We're going to hang onto a copy of our `RestartNode2SpecConfig` class in a field called `_config`, which will be helpful when we need to look up `RoleName`s later.

Finally, we need to create our test method and decorate it with the `MultiNodeFact` attribute:

```csharp
[MultiNodeFact]
public void RestartNode2Specs()
{
Cluster_seed_nodes_must_be_able_to_restart_first_seed_node_and_join_other_seed_nodes();
}
```

This method is what will be executed by the multi-node test runner.

#### Addressing Nodes
All nodes in the multi-node test runner are going to be given randomized addresses and ports - thus we can never predict those addresses at the time we design our tests. Therefore, the way we always refer to nodes is by their `RoleName`s.

If we want to resolve the Akka.NET `Address` of a specific node, we can do this via the `GetAddress` method:

```csharp
private ImmutableList<Address> SeedNodes
{
get
{
return ImmutableList.Create(seedNode1Address, GetAddress(_config.Seed2));
}
}
```

The `GetAddress` method accepts a `RoleName` and returns the `Address` that was assigned to the node by the multi-node test runner.

#### Running Code on Specific Nodes
The most important tool in the `Akka.Remote.TestKit`, the base library where all multi-node testing tools are defined, is the `RunOn` method:

```csharp
RunOn(() =>
{
// seed1System is a separate ActorSystem, to be able to simulate restart
// we must transfer its address to seed2
Sys.ActorOf(Props.Create<Watcher>().WithDeploy(Deploy.Local), "address-receiver");
EnterBarrier("seed1-address-receiver-ready");
}, _config.Seed2);


RunOn(() =>
{
EnterBarrier("seed1-address-receiver-ready");
seedNode1Address = Cluster.Get(seed1System.Value).SelfAddress;
foreach (var r in ImmutableList.Create(_config.Seed2))
{
Sys.ActorSelection(new RootActorPath(GetAddress(r)) / "user" / "address-receiver").Tell(seedNode1Address);
ExpectMsg("ok", TimeSpan.FromSeconds(5));
}
}, _config.Seed1);
```

Notice that the first `RunOn` call takes an argument of `_config.Seed2`, whereas the second `RunOn` call takes an argument of `_config.Seed1`. The code in the first `RunOn` block will only execute on the node with `RoleName` "Seed2" and the code in the second block will only run on `RoleName` "Seed1."
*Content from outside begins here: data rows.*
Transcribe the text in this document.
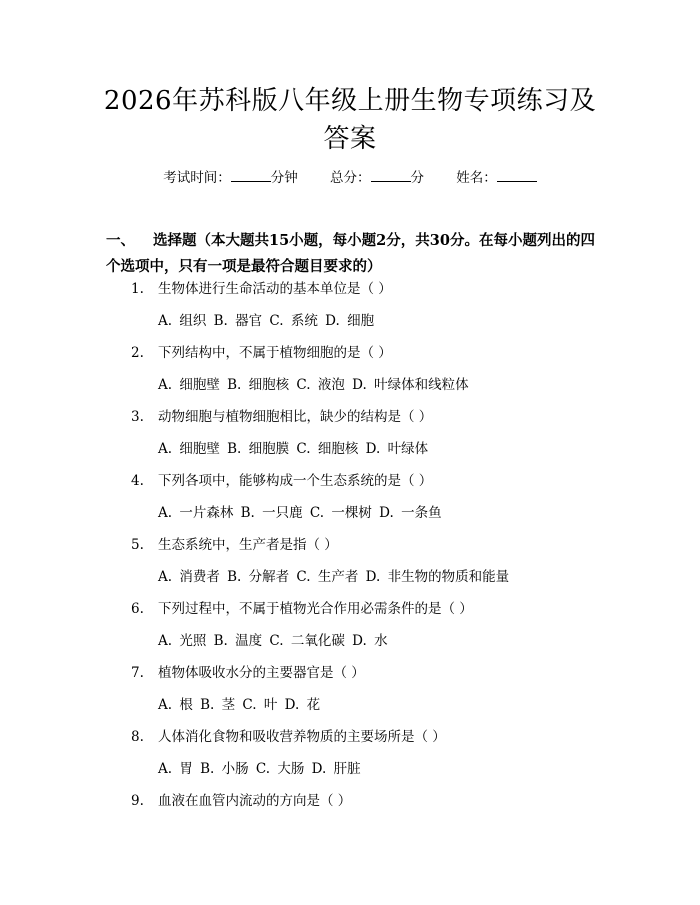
2026年苏科版八年级上册生物专项练习及答案
考试时间：	分钟 总分：	分 姓名：
一、 选择题（本大题共15小题，每小题2分，共30分。在每小题列出的四个选项中，只有一项是最符合题目要求的）
1. 生物体进行生命活动的基本单位是（ ）
A. 组织 B. 器官 C. 系统 D. 细胞
2. 下列结构中，不属于植物细胞的是（ ）
A. 细胞壁 B. 细胞核 C. 液泡 D. 叶绿体和线粒体
3. 动物细胞与植物细胞相比，缺少的结构是（ ）
A. 细胞壁 B. 细胞膜 C. 细胞核 D. 叶绿体
4. 下列各项中，能够构成一个生态系统的是（ ）
A. 一片森林 B. 一只鹿 C. 一棵树 D. 一条鱼
5. 生态系统中，生产者是指（ ）
A. 消费者 B. 分解者 C. 生产者 D. 非生物的物质和能量
6. 下列过程中，不属于植物光合作用必需条件的是（ ）
A. 光照 B. 温度 C. 二氧化碳 D. 水
7. 植物体吸收水分的主要器官是（ ）
A. 根 B. 茎 C. 叶 D. 花
8. 人体消化食物和吸收营养物质的主要场所是（ ）
A. 胃 B. 小肠 C. 大肠 D. 肝脏
9. 血液在血管内流动的方向是（ ）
Given that each node runs inside its own process, it's likely that both of these blocks of code will be executing simultaneously.

#### Synchronizing Test Progression on Different Nodes
In order to make multi-node tests effective, we must have some means of synchronizing all of the nodes in each test - such that they all reach the same assertions at the same time. This is precisely what the `EnterBarrier` method helps us do, as you can see in the code sample above.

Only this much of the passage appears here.